Which countries were the most advanced in achieving the SDGs?
In the SDGs there are environmental, economic and social objectives. The socially and economically highly advanced countries had the greatest environmental impacts. The Nordic countries were above the ranking, but in some cases they have a large extractive industry or are worse in another respect.
The problem is that high environmental standards are required at the European level and then there are no obstacles to imports from countries where there are lower standards.
Do you think that the storm Filomena was a consequence of climate change?
Something had to do with it for sure, it is very daring to say that Filomena was caused by climate change, but that it has influenced it is clear. There are more than objective data, for example, that in recent years there have been higher temperatures on Earth.
I believe that the facts are undeniable. But it is not good to reduce the consequences of climate change to something so concrete.

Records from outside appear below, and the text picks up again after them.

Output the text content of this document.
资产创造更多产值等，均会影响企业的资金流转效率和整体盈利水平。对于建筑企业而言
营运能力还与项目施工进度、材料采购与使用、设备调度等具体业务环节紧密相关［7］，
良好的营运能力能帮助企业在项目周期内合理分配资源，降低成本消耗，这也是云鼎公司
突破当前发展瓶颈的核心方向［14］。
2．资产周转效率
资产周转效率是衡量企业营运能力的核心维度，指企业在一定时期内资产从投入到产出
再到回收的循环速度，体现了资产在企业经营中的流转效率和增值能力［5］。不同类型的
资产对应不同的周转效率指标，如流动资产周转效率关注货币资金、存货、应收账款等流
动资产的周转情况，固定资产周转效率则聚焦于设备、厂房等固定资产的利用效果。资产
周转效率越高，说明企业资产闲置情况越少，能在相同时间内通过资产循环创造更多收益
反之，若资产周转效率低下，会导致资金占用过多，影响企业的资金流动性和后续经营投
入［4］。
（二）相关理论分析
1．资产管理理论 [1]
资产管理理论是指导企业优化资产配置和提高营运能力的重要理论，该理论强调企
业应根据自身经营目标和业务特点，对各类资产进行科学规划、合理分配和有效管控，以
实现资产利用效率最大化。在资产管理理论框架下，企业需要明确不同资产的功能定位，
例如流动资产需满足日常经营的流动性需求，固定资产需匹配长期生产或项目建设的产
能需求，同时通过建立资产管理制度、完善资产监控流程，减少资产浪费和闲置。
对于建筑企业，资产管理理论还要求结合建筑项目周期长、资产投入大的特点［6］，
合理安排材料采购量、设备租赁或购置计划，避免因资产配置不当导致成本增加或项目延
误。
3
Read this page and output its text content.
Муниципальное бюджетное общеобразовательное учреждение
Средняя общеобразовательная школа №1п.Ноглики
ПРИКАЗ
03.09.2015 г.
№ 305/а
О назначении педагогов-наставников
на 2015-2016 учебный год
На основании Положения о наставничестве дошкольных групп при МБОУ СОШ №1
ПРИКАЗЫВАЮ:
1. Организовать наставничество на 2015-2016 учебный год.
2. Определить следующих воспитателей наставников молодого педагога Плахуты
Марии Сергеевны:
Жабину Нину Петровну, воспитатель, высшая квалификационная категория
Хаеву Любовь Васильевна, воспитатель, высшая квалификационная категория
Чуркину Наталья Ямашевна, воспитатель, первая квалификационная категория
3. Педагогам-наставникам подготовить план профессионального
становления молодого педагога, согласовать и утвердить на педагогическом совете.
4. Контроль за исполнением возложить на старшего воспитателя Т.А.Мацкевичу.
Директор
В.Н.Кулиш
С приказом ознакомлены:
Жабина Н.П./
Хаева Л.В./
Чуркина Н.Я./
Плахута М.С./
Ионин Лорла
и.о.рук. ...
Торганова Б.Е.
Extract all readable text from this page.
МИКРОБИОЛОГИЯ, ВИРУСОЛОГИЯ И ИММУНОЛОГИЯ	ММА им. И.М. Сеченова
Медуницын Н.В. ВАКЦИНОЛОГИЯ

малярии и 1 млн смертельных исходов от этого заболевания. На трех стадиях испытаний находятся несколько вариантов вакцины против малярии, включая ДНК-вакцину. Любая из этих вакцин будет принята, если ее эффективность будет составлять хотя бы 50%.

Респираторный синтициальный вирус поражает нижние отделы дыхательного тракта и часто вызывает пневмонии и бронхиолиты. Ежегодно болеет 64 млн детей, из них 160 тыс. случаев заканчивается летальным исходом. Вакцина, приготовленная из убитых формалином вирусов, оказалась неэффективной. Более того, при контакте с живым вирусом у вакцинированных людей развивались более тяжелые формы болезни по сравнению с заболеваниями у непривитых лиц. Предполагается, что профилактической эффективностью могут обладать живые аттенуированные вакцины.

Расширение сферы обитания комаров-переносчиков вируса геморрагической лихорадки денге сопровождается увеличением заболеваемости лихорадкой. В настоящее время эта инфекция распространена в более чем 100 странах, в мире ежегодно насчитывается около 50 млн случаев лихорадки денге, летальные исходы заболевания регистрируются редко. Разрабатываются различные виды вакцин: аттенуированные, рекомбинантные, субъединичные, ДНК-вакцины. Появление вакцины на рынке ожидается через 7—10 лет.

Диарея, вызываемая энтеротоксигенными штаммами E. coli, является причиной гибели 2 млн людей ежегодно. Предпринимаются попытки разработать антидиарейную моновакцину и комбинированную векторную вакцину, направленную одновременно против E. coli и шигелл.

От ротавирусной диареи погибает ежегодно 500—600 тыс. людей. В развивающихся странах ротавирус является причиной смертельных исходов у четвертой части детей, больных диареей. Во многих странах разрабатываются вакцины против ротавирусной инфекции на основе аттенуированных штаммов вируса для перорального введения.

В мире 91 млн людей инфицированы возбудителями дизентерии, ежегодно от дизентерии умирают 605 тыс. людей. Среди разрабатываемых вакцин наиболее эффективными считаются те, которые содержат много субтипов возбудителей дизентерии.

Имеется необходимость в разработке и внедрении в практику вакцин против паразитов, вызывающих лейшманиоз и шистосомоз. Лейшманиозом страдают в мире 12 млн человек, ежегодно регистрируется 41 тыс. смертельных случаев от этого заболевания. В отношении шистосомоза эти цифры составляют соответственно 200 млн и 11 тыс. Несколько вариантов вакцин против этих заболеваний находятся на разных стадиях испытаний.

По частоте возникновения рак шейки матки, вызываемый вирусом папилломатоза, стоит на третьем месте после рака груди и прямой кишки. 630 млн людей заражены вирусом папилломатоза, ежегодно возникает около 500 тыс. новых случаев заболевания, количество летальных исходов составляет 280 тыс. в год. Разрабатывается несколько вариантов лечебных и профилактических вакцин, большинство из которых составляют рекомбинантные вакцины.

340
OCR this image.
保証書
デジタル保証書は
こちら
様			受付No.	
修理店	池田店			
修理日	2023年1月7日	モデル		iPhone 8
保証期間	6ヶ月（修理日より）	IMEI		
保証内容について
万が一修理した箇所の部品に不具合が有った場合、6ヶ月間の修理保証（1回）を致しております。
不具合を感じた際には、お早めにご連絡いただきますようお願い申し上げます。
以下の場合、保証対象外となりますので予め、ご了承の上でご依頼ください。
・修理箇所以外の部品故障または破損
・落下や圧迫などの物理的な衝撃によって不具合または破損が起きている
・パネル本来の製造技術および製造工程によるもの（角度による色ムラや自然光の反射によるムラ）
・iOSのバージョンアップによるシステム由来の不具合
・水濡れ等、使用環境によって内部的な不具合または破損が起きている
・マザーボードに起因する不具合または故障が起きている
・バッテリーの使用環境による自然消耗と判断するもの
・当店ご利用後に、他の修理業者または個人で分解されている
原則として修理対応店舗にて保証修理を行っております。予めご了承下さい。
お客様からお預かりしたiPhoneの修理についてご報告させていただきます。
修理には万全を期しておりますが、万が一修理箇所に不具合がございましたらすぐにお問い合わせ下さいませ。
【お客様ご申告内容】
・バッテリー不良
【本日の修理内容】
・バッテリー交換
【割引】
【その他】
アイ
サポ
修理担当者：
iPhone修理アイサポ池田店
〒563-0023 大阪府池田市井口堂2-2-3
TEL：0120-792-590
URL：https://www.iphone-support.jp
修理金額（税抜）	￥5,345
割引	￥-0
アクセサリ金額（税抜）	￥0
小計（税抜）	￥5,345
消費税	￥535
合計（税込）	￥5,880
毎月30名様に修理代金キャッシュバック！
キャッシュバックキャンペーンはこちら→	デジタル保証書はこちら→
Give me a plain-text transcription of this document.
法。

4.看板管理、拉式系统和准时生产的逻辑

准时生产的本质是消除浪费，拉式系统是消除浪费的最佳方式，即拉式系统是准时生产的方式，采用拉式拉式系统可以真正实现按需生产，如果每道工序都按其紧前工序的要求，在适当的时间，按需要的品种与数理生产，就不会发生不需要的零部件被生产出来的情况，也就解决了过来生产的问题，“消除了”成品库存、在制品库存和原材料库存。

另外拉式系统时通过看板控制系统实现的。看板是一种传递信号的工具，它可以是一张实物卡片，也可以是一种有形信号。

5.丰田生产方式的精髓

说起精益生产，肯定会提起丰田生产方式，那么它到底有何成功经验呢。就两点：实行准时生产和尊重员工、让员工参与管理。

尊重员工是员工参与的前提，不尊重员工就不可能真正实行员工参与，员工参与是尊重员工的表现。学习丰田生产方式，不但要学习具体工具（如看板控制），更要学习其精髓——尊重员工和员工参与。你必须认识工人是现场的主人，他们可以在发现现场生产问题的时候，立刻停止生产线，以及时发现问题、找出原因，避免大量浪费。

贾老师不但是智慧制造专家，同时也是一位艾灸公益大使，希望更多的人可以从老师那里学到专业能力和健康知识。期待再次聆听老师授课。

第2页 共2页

Something or someone you admire?
I follow Yayo Herrero a lot, a technical agronomist and anthropologist with a tremendous communication work.
You say we have the scale of values out of order, why?
Yes, the scale of values is a bit messy and we realize it in situations like the pandemic. What did we miss when we were locked up? To the people, to see us, to touch us …
In the image that opens this interview, Jorge Moreno holds the poster corresponding to SDG 13 (action for climate). Define his biography in four nouns that would be: luck, motivation, diversity and enthusiasm. Although it would also add self-knowledge, as it is key to “try to get out of your comfort zone a little and see where you feel more comfortable,” he explains.
They often ask him if he does not have negative feelings, since they all row against it, making their fight more difficult. However, he responds that for his work “it is important not to fall into pessimism.”